Can Car Sharing Make Indian Cities More Mobile?
Today, we have buses, light rail and trains as the most commonly used means of mass transport. But what if car sharing was common as a form of mass transport? It could have its own set of advantages.
As the public transport system in India is not robust, car sharing is fast catching up in big Indian cities, especially in the National Capital Region. Private companies like Genpact have hundreds of private vehicles; employees make travel reservations and wait for their cars. The parking lots of Genpact have the list of cars and passengers assigned to travel in those.
It may seem improbable that car sharing would replace commuting by buses or the Metro. But this does not mean car sharing does not have its benefits. The major reason why Delhi Metro is not profitable on many routes is that people have to use rickshaws or private vehicles for the first-leg and the last-leg commuting. For example, people are forced to use some other vehicles to reach the Metro station. From the Metro station to their workplace, they need to travel in some vehicle or the other. If available, car sharing is also helpful in commuting to Metro stations, and from Metro stations to the workplace. Not surprisingly, this is already common in some areas of the NCR.

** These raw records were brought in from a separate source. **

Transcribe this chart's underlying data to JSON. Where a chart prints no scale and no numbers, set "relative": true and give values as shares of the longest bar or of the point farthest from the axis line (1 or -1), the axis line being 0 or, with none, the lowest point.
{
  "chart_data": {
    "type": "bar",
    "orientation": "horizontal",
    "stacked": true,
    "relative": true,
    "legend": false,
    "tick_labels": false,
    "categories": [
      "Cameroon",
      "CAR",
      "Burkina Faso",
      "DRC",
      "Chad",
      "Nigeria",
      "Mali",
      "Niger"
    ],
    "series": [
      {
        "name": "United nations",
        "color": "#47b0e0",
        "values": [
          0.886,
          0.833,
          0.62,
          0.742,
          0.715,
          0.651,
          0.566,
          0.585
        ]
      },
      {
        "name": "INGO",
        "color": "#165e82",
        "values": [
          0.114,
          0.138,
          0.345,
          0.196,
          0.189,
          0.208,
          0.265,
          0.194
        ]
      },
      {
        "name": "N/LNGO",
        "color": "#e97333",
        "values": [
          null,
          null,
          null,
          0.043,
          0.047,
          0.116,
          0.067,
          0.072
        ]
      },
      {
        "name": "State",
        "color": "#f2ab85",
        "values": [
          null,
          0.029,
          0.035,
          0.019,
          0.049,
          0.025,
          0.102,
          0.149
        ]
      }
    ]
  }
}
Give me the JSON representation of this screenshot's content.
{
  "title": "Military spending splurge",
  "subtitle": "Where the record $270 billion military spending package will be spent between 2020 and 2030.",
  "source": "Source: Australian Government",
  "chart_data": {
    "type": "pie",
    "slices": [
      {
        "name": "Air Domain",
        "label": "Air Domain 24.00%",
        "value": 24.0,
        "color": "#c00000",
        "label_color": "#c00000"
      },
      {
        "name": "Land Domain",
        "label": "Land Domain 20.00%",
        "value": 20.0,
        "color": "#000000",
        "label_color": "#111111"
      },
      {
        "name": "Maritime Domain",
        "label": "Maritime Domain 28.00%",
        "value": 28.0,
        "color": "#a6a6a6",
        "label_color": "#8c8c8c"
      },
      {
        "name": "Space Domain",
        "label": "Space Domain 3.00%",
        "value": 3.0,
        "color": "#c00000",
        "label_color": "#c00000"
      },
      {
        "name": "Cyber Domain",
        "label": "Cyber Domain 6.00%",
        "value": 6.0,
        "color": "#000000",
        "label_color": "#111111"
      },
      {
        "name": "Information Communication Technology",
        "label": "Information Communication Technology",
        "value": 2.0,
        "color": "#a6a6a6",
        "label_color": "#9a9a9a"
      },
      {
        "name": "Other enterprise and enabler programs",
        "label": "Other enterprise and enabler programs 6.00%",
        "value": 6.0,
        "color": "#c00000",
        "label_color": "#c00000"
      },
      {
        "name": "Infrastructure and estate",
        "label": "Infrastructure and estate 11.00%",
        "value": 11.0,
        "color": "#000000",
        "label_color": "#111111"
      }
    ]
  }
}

Modern technology, such as applications that link car drivers with passengers, may slowly usher in welcome change.
On the flip side, however, there are two reasons that may come in the way for car sharing becoming a popular mode of public transport in low-income countries like India and developed ones like the United States of America (USA). First, cars and fuel expenses in India are related to personal income. And, the cost of labour involved in carrying people from one place to another is high in the USA, where labour is more expensive. Second, cars may require more parking space. This is especially true of dense Indian cities which are choc-a-bloc.
Car sharing also raises the waiting time. Most people are not willing to wait for cars to find passengers on a specific route. Buses do this, but they have specific routes, and carry a large number of passengers. Another reason is that cars carry only a limited number of passengers, so the cost-to-benefit ratio is very high, making it an expensive option.